私は矛盾を受け入れるが、そこには2つのレベルがある。矛盾を解消しうる上位概念を認識していながら、あえて諸般の事情によりその概念を解説せず、相手の主張する「あなたは矛盾している」という意見を甘受する場合。そして、自分でも上位概念が見えていない場合。いずれにせよ、私は矛盾したくてしているのではない。結果的に、「一切矛盾しない」という選択肢を選べないのである。しかし、私という人格において価値観は統合されているわけだから、何らかの上位概念があるのだろう。
引用したダブルバインドの例について考える。
子どもは子どもなりに理にかなった行動をするのだが、子どもの価値観とその判断力は、親の期待するレベルに達していないことが多い。だから、子どもが「絶対に正しい」と思った決断は、しばしば親に否定される。このとき、子どもが陥りやすいのが、「いつも自分がしかられるのは、言いつけを守らなかったからだ→今回ぼくは言いつけ通りに自分で考えて正しい行動をとったのだから、しかられるはずがない!」という発想だ。
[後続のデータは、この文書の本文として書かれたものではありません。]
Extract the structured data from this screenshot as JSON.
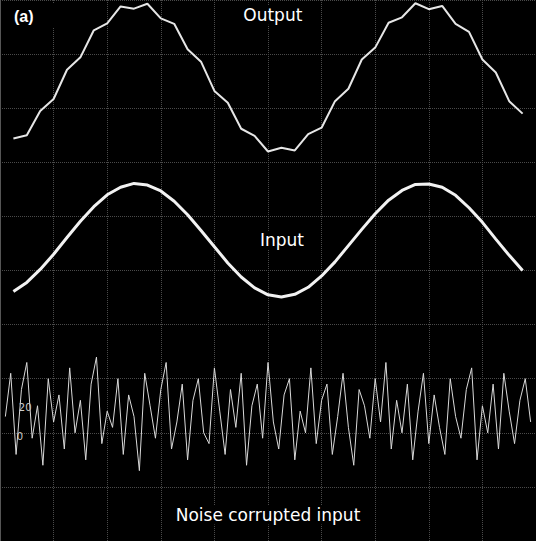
{
  "chart_data": {
    "type": "line",
    "panel_label": "(a)",
    "xlim": [
      0,
      10
    ],
    "ylim": [
      0,
      10
    ],
    "xticks": [
      0,
      1,
      2,
      3,
      4,
      5,
      6,
      7,
      8,
      9,
      10
    ],
    "yticks": [
      0,
      1,
      2,
      3,
      4,
      5,
      6,
      7,
      8,
      9,
      10
    ],
    "grid": true,
    "tick_labels": false,
    "series": [
      {
        "name": "Output",
        "color": "#e6e6e6",
        "label_x": 5.09,
        "label_y": 9.72,
        "x": [
          0.25,
          0.5,
          0.75,
          1.0,
          1.25,
          1.5,
          1.75,
          2.0,
          2.25,
          2.5,
          2.75,
          3.0,
          3.25,
          3.5,
          3.75,
          4.0,
          4.25,
          4.5,
          4.75,
          5.0,
          5.25,
          5.5,
          5.75,
          6.0,
          6.25,
          6.5,
          6.75,
          7.0,
          7.25,
          7.5,
          7.75,
          8.0,
          8.25,
          8.5,
          8.75,
          9.0,
          9.25,
          9.5,
          9.75
        ],
        "values": [
          7.44,
          7.5,
          7.95,
          8.17,
          8.71,
          8.94,
          9.44,
          9.57,
          9.88,
          9.84,
          9.93,
          9.66,
          9.56,
          9.09,
          8.86,
          8.32,
          8.1,
          7.62,
          7.49,
          7.2,
          7.27,
          7.22,
          7.52,
          7.64,
          8.13,
          8.36,
          8.9,
          9.12,
          9.58,
          9.68,
          9.94,
          9.83,
          9.89,
          9.56,
          9.41,
          8.9,
          8.66,
          8.13,
          7.9
        ]
      },
      {
        "name": "Input",
        "color": "#f2f2f2",
        "label_x": 5.26,
        "label_y": 5.56,
        "x": [
          0.25,
          0.5,
          0.75,
          1.0,
          1.25,
          1.5,
          1.75,
          2.0,
          2.25,
          2.5,
          2.75,
          3.0,
          3.25,
          3.5,
          3.75,
          4.0,
          4.25,
          4.5,
          4.75,
          5.0,
          5.25,
          5.5,
          5.75,
          6.0,
          6.25,
          6.5,
          6.75,
          7.0,
          7.25,
          7.5,
          7.75,
          8.0,
          8.25,
          8.5,
          8.75,
          9.0,
          9.25,
          9.5,
          9.75
        ],
        "values": [
          4.61,
          4.78,
          5.02,
          5.3,
          5.61,
          5.91,
          6.18,
          6.4,
          6.54,
          6.61,
          6.58,
          6.47,
          6.28,
          6.03,
          5.74,
          5.44,
          5.14,
          4.88,
          4.68,
          4.55,
          4.51,
          4.56,
          4.69,
          4.9,
          5.16,
          5.46,
          5.76,
          6.05,
          6.3,
          6.48,
          6.59,
          6.6,
          6.54,
          6.39,
          6.16,
          5.89,
          5.58,
          5.28,
          5.0
        ]
      },
      {
        "name": "Noise corrupted input",
        "color": "#d9d9d9",
        "label_x": 5.0,
        "label_y": 0.48,
        "x": [
          0.1,
          0.2,
          0.3,
          0.4,
          0.5,
          0.6,
          0.7,
          0.8,
          0.9,
          1.0,
          1.1,
          1.2,
          1.3,
          1.4,
          1.5,
          1.6,
          1.7,
          1.8,
          1.9,
          2.0,
          2.1,
          2.2,
          2.3,
          2.4,
          2.5,
          2.6,
          2.7,
          2.8,
          2.9,
          3.0,
          3.1,
          3.2,
          3.3,
          3.4,
          3.5,
          3.6,
          3.7,
          3.8,
          3.9,
          4.0,
          4.1,
          4.2,
          4.3,
          4.4,
          4.5,
          4.6,
          4.7,
          4.8,
          4.9,
          5.0,
          5.1,
          5.2,
          5.3,
          5.4,
          5.5,
          5.6,
          5.7,
          5.8,
          5.9,
          6.0,
          6.1,
          6.2,
          6.3,
          6.4,
          6.5,
          6.6,
          6.7,
          6.8,
          6.9,
          7.0,
          7.1,
          7.2,
          7.3,
          7.4,
          7.5,
          7.6,
          7.7,
          7.8,
          7.9,
          8.0,
          8.1,
          8.2,
          8.3,
          8.4,
          8.5,
          8.6,
          8.7,
          8.8,
          8.9,
          9.0,
          9.1,
          9.2,
          9.3,
          9.4,
          9.5,
          9.6,
          9.7,
          9.8,
          9.9
        ],
        "values": [
          2.3,
          3.1,
          1.6,
          2.8,
          3.3,
          1.9,
          2.5,
          1.4,
          3.0,
          2.2,
          2.7,
          1.7,
          3.2,
          2.0,
          2.6,
          1.5,
          2.9,
          3.4,
          1.8,
          2.4,
          2.1,
          3.0,
          1.6,
          2.7,
          2.3,
          1.3,
          3.1,
          2.5,
          1.9,
          2.8,
          3.3,
          1.7,
          2.2,
          2.9,
          1.5,
          2.6,
          3.0,
          2.0,
          1.8,
          3.2,
          2.4,
          1.6,
          2.8,
          2.1,
          3.1,
          1.4,
          2.5,
          2.9,
          1.9,
          3.3,
          2.2,
          1.7,
          2.7,
          3.0,
          1.5,
          2.4,
          2.0,
          3.2,
          1.8,
          2.6,
          2.9,
          1.6,
          2.3,
          3.1,
          2.1,
          1.4,
          2.8,
          2.5,
          1.9,
          3.0,
          2.2,
          3.3,
          1.7,
          2.6,
          2.0,
          2.9,
          1.5,
          2.4,
          3.1,
          1.8,
          2.7,
          2.1,
          1.6,
          3.0,
          2.3,
          1.9,
          2.8,
          3.2,
          1.5,
          2.5,
          2.0,
          2.9,
          1.7,
          3.1,
          2.4,
          1.8,
          2.6,
          3.0,
          2.2
        ]
      }
    ],
    "annotations": [
      {
        "text": "20",
        "x": 0.47,
        "y": 2.46
      },
      {
        "text": "0",
        "x": 0.37,
        "y": 1.94
      }
    ]
  }
}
論理展開に瑕疵はないが、前提が間違っている。
親が子どもをしかるのは、子どもが期待にそぐわない行動をとったからだ。「言いつけを守る」というのは、その一事例に過ぎないから、「言いつけさえ守ればいい」わけではない。子どもには、この上位概念が見えていない。だから、自立しろって言ったじゃないかなんていう言葉が、反論になると勘違いする。
さて、子どもに反論されたとき、なぜ少なからぬ親が言葉を失うのか。子どもの混乱を解消するどころか、自分まで矛盾の罠にはまってしまうのか。この悲劇の原因は、親にも矛盾を解消する上位概念が見えていないことにある。「いうことを聞きなさい」と子どもに強制するとき、「なぜ、いうことを聞かせなければならないのか」が頭から抜け落ちている。漠然と「わかったつもり」になって、じつはよく認識していない。認識の正誤は、ここでは問題にしない。認識の有無だけを問う。
人の言葉が、実際、どこまで上位概念を追いかけていくことができるのかは知らない。ただ、多くの矛盾は、上位概念の観点からは矛盾ではない。
ここで一点、注意すべきことがある。上位概念を導入しない限り、矛盾はやはり矛盾なのだ。「矛盾ではない」「いや、矛盾だ」という水掛け論は、説明された上位概念を受け入れるか否か、という問題であることが多い。賢い親は、子どもの主張する「矛盾」を論破してみせる。「自立しろといわれた→自分で判断した→なのにしかられるのはおかしい」という意見には、「ただ自立するだけではダメで、正しい判断が必要なのだ」と反論できる。騙しのレトリックとして、「自立した判断で弱い者いじめをしたら、誉められると思うか?」などといってみるのも有効。しかし思考停止した子どもは、親の失点に固執して、矛盾が魔法のように消えてしまう説明を理解しない。その結果は、親自身も上位概念を認識していない場合と大差ない。
私の抱える矛盾は、皮相的には、「相反する価値観から提出された選択肢のうち、いずれを選ぶか」という問題への回答が、時と場合によって変化するというものだ。あるときには A という価値観を優先する。またあるときには B を重視する。だから、「こないだといっていることが違うじゃないか」ということになる。他人に説明できなくてもいい。自分だけでも納得できるような、上位概念の尻尾を掴みたい。だが、暗闇の中で、彷徨うばかり。